Ball polytopes and the Vazsonyi problem

TL;DR

This paper studies the geometric properties of ball polytopes formed by finite point sets in Euclidean space, characterizes extremal sets with maximal diameter segments, and relates these to the structure of the boundary complex.

Contribution

It introduces a detailed analysis of the boundary complex of ball polytopes and characterizes extremal point sets achieving maximal diameter segment counts.

Findings

The boundary complex of B(V) is self-dual for extremal sets.

V is extremal iff it coincides with the vertices of B(V).
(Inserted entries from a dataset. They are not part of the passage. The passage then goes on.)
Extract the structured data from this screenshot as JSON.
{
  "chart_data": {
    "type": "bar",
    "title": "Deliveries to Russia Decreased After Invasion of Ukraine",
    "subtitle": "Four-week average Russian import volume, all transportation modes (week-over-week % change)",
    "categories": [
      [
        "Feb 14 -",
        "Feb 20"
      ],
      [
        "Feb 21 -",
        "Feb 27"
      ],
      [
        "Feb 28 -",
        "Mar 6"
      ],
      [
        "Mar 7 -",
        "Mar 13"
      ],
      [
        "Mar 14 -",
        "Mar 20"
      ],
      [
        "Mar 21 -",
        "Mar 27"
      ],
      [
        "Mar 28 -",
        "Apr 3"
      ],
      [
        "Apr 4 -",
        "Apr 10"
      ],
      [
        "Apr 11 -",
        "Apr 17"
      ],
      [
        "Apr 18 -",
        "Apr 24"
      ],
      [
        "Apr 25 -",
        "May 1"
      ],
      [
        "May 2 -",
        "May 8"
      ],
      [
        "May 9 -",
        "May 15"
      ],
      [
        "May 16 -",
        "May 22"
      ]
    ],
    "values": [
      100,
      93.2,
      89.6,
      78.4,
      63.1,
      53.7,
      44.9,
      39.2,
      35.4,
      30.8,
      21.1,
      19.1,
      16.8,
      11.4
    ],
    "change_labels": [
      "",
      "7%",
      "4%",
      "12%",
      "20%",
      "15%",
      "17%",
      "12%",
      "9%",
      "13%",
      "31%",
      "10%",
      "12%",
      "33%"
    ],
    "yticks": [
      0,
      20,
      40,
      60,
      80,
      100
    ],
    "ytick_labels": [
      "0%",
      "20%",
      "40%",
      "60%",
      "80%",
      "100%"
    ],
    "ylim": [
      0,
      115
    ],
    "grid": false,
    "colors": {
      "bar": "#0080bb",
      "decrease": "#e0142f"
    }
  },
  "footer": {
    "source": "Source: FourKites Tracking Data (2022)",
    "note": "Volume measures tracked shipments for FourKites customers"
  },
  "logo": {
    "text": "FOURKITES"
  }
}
The paper extends the Vazsonyi conjecture to characterize extremal configurations.

Abstract

Let V be a finite set of points in Euclidean d-space (d >= 2). The intersection of all unit balls B(v,1) centered at v, where v ranges over V, henceforth denoted by B(V) is the ball polytope associated with V. Note that B(V) is non-empty iff the circumradius of V is <= 1. After some preparatory discussion on spherical convexity and spindle convexity, the paper focuses on two central themes. [a] Define the boundary complex of B(V) (assuming it is non-empty, of course), i.e., define its vertices, edges and facets in dimension 3 (in dimension 2 this complex is just a circuit), and investigate its basic properties. [b] Apply results of this investigation to characterize finite sets of diameter 1 in (Euclidean) 3-space for which the diameter is attained a maximal number of times as a segment (of length 1) with both endpoints in V. A basic result for such a characterization goes back to Grunbaum, Heppes and Straszewicz, who proved independently that the diameter of V is attained at most 2|V|-2 times, thus affirming a conjecture of Vazsonyi from circa 1935. Call V extremal if its diameter is attained this maximal number (2|V|-2) of times. We extend the aforementioned basic result by showing that V is extremal iff V coincides with the set of vertices of its ball polytope B(V) and show that in this case the boundary complex of B(V) is self-dual in some strong sense. For the sake of priority we mention that, in the present form (except for a few changes in the footnotes), the paper was submitted to a journal already in February 1, 2008.